予告編には、本作の出演者でもあり、朗読詩人として活動するiidabiiの姿を見つめてきたジャーナリスト・作家の鈴木エイトと、『「神様」のいる家で育ちました 〜宗教2世な私たち〜』の著書を持つ漫画家・菊池真理子のコメントも収められている。

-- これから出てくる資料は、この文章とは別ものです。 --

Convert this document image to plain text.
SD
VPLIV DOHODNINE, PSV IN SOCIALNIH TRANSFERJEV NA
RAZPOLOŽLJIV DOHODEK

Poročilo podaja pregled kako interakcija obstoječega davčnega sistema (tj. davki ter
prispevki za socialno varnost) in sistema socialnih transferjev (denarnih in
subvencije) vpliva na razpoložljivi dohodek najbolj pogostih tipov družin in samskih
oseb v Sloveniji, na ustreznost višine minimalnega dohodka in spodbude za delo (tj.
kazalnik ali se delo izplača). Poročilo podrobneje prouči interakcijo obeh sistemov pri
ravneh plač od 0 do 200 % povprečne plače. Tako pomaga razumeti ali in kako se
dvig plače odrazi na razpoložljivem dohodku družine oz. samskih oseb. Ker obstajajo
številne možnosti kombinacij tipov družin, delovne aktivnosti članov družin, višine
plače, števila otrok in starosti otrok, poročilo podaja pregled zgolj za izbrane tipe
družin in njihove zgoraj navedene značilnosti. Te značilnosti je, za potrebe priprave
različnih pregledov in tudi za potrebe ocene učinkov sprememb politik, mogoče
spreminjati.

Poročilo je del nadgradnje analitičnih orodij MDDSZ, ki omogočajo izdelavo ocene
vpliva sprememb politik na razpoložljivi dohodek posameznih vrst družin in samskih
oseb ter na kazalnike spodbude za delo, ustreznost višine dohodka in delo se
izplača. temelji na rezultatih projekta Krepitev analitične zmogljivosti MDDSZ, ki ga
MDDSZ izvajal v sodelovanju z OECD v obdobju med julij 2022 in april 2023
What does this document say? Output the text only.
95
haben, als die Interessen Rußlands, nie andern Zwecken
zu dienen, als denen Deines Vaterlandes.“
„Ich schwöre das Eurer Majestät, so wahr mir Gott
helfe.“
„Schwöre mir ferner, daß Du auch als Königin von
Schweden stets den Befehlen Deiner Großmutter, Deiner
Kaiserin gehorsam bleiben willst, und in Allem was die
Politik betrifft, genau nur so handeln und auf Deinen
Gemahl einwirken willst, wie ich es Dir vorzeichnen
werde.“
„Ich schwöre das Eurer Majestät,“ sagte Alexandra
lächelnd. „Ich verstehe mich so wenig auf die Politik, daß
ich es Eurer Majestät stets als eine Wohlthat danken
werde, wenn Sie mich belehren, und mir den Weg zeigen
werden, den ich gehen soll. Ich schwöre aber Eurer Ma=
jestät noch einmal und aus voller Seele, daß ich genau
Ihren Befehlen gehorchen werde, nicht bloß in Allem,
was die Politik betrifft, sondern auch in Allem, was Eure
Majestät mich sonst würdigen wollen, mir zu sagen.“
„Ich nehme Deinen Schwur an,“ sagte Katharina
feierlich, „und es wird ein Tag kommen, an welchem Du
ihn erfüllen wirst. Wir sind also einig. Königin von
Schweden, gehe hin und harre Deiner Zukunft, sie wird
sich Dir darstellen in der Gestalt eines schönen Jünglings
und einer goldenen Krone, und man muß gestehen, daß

また、iidabii、鈴木エイト、菊池真理子、松井秀裕監督、津田友美監督らが登壇する公開記念イベントが、7月4日よりシアター・イメージフォーラムにて開催されることが決定した。本作の劇場公開に向けたクラウドファンディングも実施中だ。

■鈴木エイト(ジャーナリスト/作家)

「吃音」というハンデのため詩にして叫ぶことでしか自分の感情や思いを 発現できない不器用な主人公iidabii(イーダビー)。幼少期からの虐待の 後遺症に苦しみながら、もがき続ける言葉は聴く人すべての心を打つ。

親子の間の断絶を生んでいるものの正体は何なのか。挫折を味わいながらも歩みを止めない詩人の姿を丹念にカメラが追う。挫折や絶望には子ども 時代から慣れている。カメラの前でもLIVEでもストレートに感情を発露するなかで、自身も子を持つ親となったiidabiiに変化が。生きている実感 を得て、「生きつづける」ことへの答えを獲得していく。

■菊池真理子(漫画家)

私に必要なのは、解読しなきゃわからない神の言葉じゃなくて、ストレートな詩人の言葉だ。

『詩人 iidabii ある宗教2世の記録』は、2026年7月4日より全国順次公開。